Mick Rice considers a new way to skin this Tory tiger on work and employment.
With Tory Brexiteers dreaming of turning Britain into a laissez faire paradise, the labour movement needs new strategies to defend worker rights. Already, uber Brexiteers are signaling that they wish to abolish the EU working time directive (notwithstanding that the UK had an opt-out). They want to undercut EU standards and still be able to export to EU countries! Of course, the EU Commission has made clear that such behaviour could result in the imposition of tariffs on British goods. But relying on EU bureaucrats – or even our own Labour MPs – to defend worker rights will not guarantee success. There are other ways of skinning this Tory cat and maintaining our rights. The British union movement must show solidarity with our EU sisters and brothers to defend labour standards. Moreover, we need to protect ourselves against British spiv employers.
Whilst legislation has played an increasing role in industrial relations, it is not its essential characteristic. Abolishing EU regulations does not automatically mean that individual contracts of employment will be amended. In the UK, legislation tends to provide minimum standards. Actual contracts of employment, that is, what workers actually get, are overwhelmingly determined by collective bargaining (or its absence). This means that unions negotiate an agreement with the employer which is then applied to all the workers in the bargaining unit. Quite often, such agreements will be used as benchmarks and applied to workers who are not directly involved. An example would be the voluntary sector as most workers in this sector ‘follow’ the local authority agreement.
So, here is an easy way to incorporate all EU worker regulations into UK contracts of employment. During the next round of wage negotiations get each and every union to demand that contacts of employment should contain the following: ‘Your terms and conditions of employment shall be no less favourable than those who are employed in comparable jobs within the European Union’. This clause can be referred to as the Comparable European Employment Clause (CEEC). In one fell swoop, all European workers’ rights (without any opt-outs) are included in every individual worker’s employment contract.
Contracts of employment are enforceable in the courts and providing you can show that comparable workers in the EU have better conditions then they also apply to you. In practice, applications to the courts, as a consequence of this provision, are likely to be collective applications submitted by a union.
Many decent employers will agree to this provision – partly because employers are often interested in a level playing field in case they are undercut by competitors. Furthermore, there is no immediate cost to the ‘bottom line’ as this is a commitment to protect conditions which are largely already applicable. But there could be many who would not agree to incorporate this clause in their staff contracts of employment. What can we do to make them see sense and behave as decent employers should?
I suggest making a note of all employers who do not agree to CEECs. In the subsequent round of negotiations seek ballot approval for 1 and 2-day per week strike action.

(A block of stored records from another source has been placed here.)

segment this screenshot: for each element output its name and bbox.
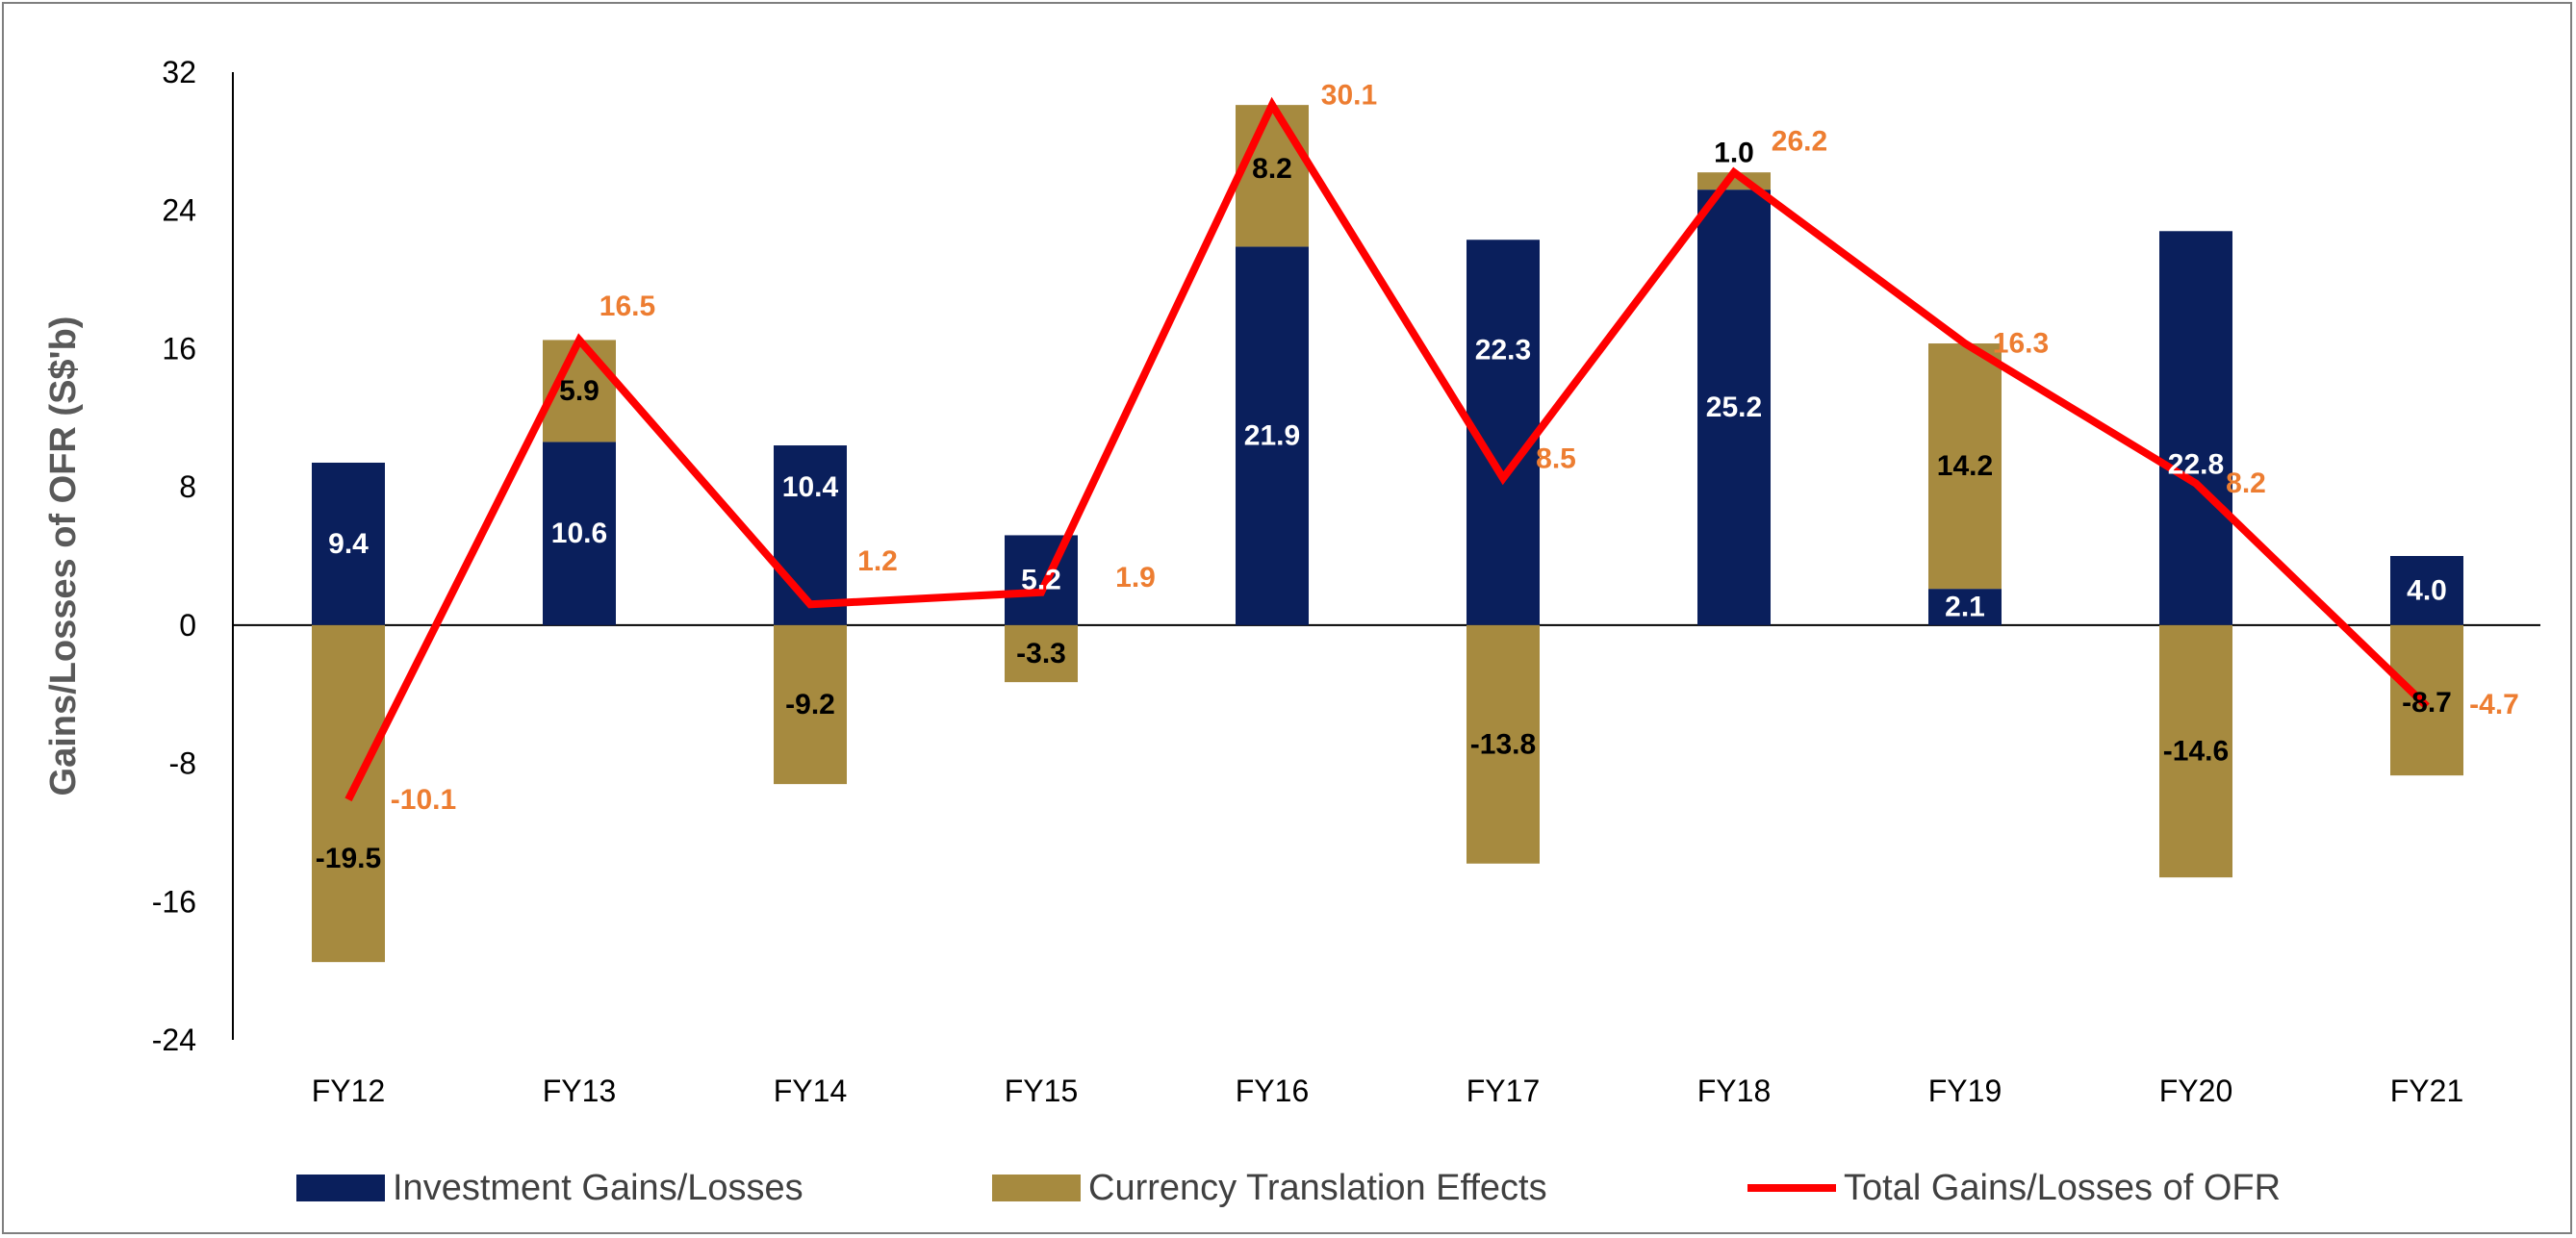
label-total-FY19: 16.3 [1993,328,2049,360]
legend-swatch-0 [296,1175,385,1201]
y-axis-title: Gains/Losses of OFR (S$'b) [43,316,84,796]
y-tick-label-6: -16 [152,884,196,919]
label-investment-FY14: 10.4 [782,471,839,503]
label-currency-FY18: 1.0 [1714,138,1754,169]
label-investment-FY16: 21.9 [1244,420,1300,452]
bar-investment-FY14 [774,445,847,625]
label-investment-FY15: 5.2 [1021,565,1061,596]
bar-currency-FY16 [1236,105,1309,247]
label-currency-FY13: 5.9 [559,375,599,407]
bar-currency-FY20 [2159,624,2232,878]
y-tick-label-2: 16 [162,331,196,366]
bar-currency-FY14 [774,624,847,785]
x-tick-label-FY16: FY16 [1236,1074,1309,1108]
axis-layer: 32 24 16 8 0 -8 -16 -24 Gains/Losses of OFR (S$'… [43,55,2540,1108]
legend-label-0: Investment Gains/Losses [393,1168,803,1208]
y-tick-label-7: -24 [152,1023,196,1057]
label-currency-FY15: -3.3 [1016,638,1066,670]
label-investment-FY20: 22.8 [2168,448,2224,480]
label-currency-FY14: -9.2 [785,689,835,720]
bar-investment-FY16 [1236,246,1309,625]
label-currency-FY19: 14.2 [1937,450,1993,482]
bar-investment-FY12 [312,462,385,625]
label-total-FY21: -4.7 [2469,689,2519,720]
bar-investment-FY18 [1697,189,1771,625]
bar-investment-FY21 [2390,556,2463,625]
bar-currency-FY21 [2390,624,2463,776]
bar-layer [312,105,2463,963]
label-investment-FY13: 10.6 [551,518,607,549]
legend-item-1: Currency Translation Effects [992,1168,1547,1208]
legend-item-2: Total Gains/Losses of OFR [1747,1168,2281,1208]
label-investment-FY12: 9.4 [328,528,369,560]
line-layer [344,96,2430,802]
label-investment-FY19: 2.1 [1945,591,1985,622]
label-investment-FY21: 4.0 [2407,574,2447,606]
x-tick-label-FY20: FY20 [2159,1074,2232,1108]
legend-item-0: Investment Gains/Losses [296,1168,803,1208]
chart: 32 24 16 8 0 -8 -16 -24 Gains/Losses of OFR (S$'… [43,55,2540,1208]
label-investment-FY18: 25.2 [1706,392,1762,423]
legend-swatch-1 [992,1175,1081,1201]
y-tick-label-1: 24 [162,193,196,228]
y-tick-label-3: 8 [179,469,196,504]
bar-investment-FY19 [1928,589,2002,625]
x-tick-label-FY21: FY21 [2390,1074,2463,1108]
label-currency-FY12: -19.5 [316,843,381,874]
label-total-FY13: 16.5 [599,291,655,322]
y-tick-label-4: 0 [179,608,196,643]
label-total-FY14: 1.2 [857,545,898,577]
label-total-FY15: 1.9 [1115,562,1156,594]
legend-layer: Investment Gains/Losses Currency Translat… [296,1168,2281,1208]
label-total-FY20: 8.2 [2226,467,2266,499]
x-tick-label-FY12: FY12 [312,1074,385,1108]
x-tick-label-FY13: FY13 [543,1074,616,1108]
x-tick-label-FY15: FY15 [1005,1074,1078,1108]
bar-currency-FY17 [1467,624,1540,864]
label-currency-FY20: -14.6 [2163,735,2229,767]
x-tick-label-FY19: FY19 [1928,1074,2002,1108]
bar-currency-FY15 [1005,624,1078,683]
label-total-FY17: 8.5 [1536,443,1576,475]
label-total-FY16: 30.1 [1321,80,1377,112]
label-total-FY12: -10.1 [391,784,456,816]
label-currency-FY17: -13.8 [1470,728,1536,760]
bar-investment-FY15 [1005,535,1078,625]
y-tick-label-0: 32 [162,55,196,89]
label-investment-FY17: 22.3 [1475,335,1531,366]
label-currency-FY16: 8.2 [1252,153,1292,185]
legend-label-1: Currency Translation Effects [1088,1168,1547,1208]
label-layer: 9.4 10.6 10.4 5.2 21.9 22.3 25.2 2.1 22.8 4.0 -19.… [316,80,2519,874]
x-tick-label-FY17: FY17 [1467,1074,1540,1108]
legend-label-2: Total Gains/Losses of OFR [1844,1168,2281,1208]
line-total [344,96,2430,802]
bar-investment-FY13 [543,442,616,625]
bar-currency-FY19 [1928,343,2002,590]
x-tick-label-FY18: FY18 [1697,1074,1771,1108]
x-tick-label-FY14: FY14 [774,1074,847,1108]
label-total-FY18: 26.2 [1772,126,1827,158]
y-tick-label-5: -8 [169,746,196,781]
label-currency-FY21: -8.7 [2402,687,2452,719]
bar-investment-FY20 [2159,231,2232,625]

Get all those workers who have secured the CEEC to contribute to a levy to support workers’ rights. Use the fund to provide full wage benefit to workers in targeted firms and call them out on strike. Who doesn’t want to be on strike when being paid full wages?

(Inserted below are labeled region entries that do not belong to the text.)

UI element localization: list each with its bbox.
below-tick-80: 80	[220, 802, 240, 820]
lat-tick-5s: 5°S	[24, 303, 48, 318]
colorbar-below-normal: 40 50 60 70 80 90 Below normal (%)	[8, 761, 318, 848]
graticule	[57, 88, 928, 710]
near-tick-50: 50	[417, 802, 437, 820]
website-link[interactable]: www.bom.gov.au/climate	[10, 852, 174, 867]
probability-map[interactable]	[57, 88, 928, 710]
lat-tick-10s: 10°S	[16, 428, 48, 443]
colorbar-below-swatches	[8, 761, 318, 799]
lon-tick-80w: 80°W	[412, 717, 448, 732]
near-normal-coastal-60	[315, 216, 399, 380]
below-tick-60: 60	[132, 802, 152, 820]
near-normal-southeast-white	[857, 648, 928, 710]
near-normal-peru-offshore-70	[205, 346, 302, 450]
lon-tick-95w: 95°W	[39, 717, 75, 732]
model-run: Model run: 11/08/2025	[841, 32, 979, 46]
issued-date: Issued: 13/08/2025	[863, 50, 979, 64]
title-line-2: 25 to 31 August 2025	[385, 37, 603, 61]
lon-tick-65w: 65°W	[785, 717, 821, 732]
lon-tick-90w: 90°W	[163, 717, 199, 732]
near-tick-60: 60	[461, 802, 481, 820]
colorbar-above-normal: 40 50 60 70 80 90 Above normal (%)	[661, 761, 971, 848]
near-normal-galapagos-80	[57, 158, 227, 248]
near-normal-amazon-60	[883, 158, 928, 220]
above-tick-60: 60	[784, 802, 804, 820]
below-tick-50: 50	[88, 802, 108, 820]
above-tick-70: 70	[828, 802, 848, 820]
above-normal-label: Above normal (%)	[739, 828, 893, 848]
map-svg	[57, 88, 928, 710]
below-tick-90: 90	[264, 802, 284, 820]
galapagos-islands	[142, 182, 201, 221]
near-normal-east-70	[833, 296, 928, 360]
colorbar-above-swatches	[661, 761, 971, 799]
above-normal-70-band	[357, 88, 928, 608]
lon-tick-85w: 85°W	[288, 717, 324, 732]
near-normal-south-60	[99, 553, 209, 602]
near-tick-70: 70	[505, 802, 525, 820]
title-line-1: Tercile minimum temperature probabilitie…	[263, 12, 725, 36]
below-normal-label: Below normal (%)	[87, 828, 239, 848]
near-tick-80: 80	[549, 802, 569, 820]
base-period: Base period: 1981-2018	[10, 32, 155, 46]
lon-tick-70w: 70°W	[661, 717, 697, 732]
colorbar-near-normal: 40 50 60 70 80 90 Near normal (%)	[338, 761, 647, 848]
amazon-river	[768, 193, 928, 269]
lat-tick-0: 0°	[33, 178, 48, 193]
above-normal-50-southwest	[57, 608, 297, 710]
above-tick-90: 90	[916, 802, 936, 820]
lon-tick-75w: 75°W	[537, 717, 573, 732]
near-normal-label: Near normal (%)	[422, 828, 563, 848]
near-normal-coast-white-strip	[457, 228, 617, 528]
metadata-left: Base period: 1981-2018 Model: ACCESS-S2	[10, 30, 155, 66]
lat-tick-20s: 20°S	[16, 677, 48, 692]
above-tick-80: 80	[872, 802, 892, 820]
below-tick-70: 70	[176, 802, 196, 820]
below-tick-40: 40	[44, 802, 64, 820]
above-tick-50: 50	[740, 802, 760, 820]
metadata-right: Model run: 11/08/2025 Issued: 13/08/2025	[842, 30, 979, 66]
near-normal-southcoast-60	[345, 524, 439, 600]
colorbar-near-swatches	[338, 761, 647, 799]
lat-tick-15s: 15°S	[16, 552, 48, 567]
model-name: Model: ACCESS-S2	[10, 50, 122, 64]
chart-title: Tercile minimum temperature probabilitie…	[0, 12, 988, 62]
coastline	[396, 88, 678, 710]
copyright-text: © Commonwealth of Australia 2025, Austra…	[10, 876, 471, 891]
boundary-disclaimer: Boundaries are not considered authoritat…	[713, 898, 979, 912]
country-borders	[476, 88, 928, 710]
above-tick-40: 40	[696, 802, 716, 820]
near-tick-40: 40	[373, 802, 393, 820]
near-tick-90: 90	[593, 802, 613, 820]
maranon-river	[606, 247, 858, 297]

The Tory Westminster Government has realised that devolved administrations might introduce legislation to maintain EU regulations. For this reason, it introduced the UK Internal Markets Act 2020. However, whilst the UK Government may be able to control the legislative purview of devolved administrations, it cannot stymie the role of devolved administrations and, indeed, all public bodies, with regard to their own employer functions. This is easily understood when you think of governments having dual roles. Governments legislate to impose conditions on others but they also make decisions about their own affairs, i.e., they have a legislative role (imposing conditions on others) and a curatorial role (imposing conditions on themselves). So, devolved administrations and other public bodies could adopt the following resolution which would not contravene the UK Internal Markets Act:
This [insert name of public body] agrees that from [insert date] all directly employed staff and all staff employed by bodies that receive funding as a consequence of a budget approval by this [insert name of public body] shall, as a condition of receipt of such funding, have contained within their contract of employment the following: ‘Your terms and conditions of employment shall be no less favourable than those who are employed in comparable jobs within the European Union’.

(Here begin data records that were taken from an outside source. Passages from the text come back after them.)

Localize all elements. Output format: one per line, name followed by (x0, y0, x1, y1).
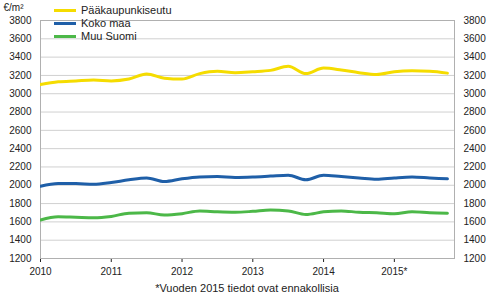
svg-text:2400: 2400 (464, 143, 487, 154)
svg-text:2011: 2011 (101, 266, 123, 277)
svg-text:€/m²: €/m² (4, 2, 25, 13)
svg-text:1800: 1800 (9, 198, 32, 209)
html-text:*Vuoden 2015 tiedot ovat ennak: *Vuoden 2015 tiedot ovat ennakollisia (155, 282, 339, 294)
svg-text:1600: 1600 (464, 216, 487, 227)
svg-text:2014: 2014 (312, 266, 335, 277)
svg-text:3200: 3200 (9, 70, 32, 81)
svg-text:2600: 2600 (9, 125, 32, 136)
html-text:Muu Suomi: Muu Suomi (81, 30, 137, 42)
svg-text:3000: 3000 (464, 88, 487, 99)
svg-text:2800: 2800 (9, 106, 32, 117)
svg-text:3400: 3400 (464, 51, 487, 62)
svg-text:2000: 2000 (9, 179, 32, 190)
svg-text:3400: 3400 (9, 51, 32, 62)
html-text:Pääkaupunkiseutu: Pääkaupunkiseutu (81, 4, 172, 16)
svg-text:2013: 2013 (242, 266, 265, 277)
svg-text:3000: 3000 (9, 88, 32, 99)
svg-text:2800: 2800 (464, 106, 487, 117)
html-text:Koko maa: Koko maa (81, 17, 131, 29)
svg-text:1400: 1400 (464, 234, 487, 245)
svg-text:2400: 2400 (9, 143, 32, 154)
svg-text:2000: 2000 (464, 179, 487, 190)
svg-text:1200: 1200 (464, 253, 487, 264)
svg-text:2012: 2012 (171, 266, 194, 277)
svg-text:3800: 3800 (464, 15, 487, 26)
svg-text:2015*: 2015* (381, 266, 407, 277)
svg-text:1600: 1600 (9, 216, 32, 227)
svg-text:2200: 2200 (9, 161, 32, 172)
svg-text:3600: 3600 (9, 33, 32, 44)
svg-text:1200: 1200 (9, 253, 32, 264)
svg-text:2200: 2200 (464, 161, 487, 172)
svg-text:3200: 3200 (464, 70, 487, 81)
svg-text:3800: 3800 (9, 15, 32, 26)
svg-text:2600: 2600 (464, 125, 487, 136)
svg-text:3600: 3600 (464, 33, 487, 44)
svg-text:2010: 2010 (29, 266, 52, 277)
svg-text:1400: 1400 (9, 234, 32, 245)
svg-text:1800: 1800 (464, 198, 487, 209)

Further, all contractors providing goods and services to this [insert name of public body] and to any other bodies in receipt of funding as a consequence of a budget approval by this [insert name of public body] shall, as a condition of the contract to supply such goods and services, include a commitment that its staff shall enjoy conditions of employment no less favourable than comparable workers employed within the European Community.
If the Scottish and Welsh parliaments adopted CEEC resolutions, as well as the Northern Ireland Assembly, this would leave the Tory ‘English’ parliament exposed. For this strategy to become reality one prerequisite is needed: union leaders that have at least a little imagination. After a lifetime campaigning in the union movement, I am not holding my breath.
Mick Rice was a research officer for the AUEW engineering union. He is now the secretary of the UNITE Retired Members branch in Glasgow.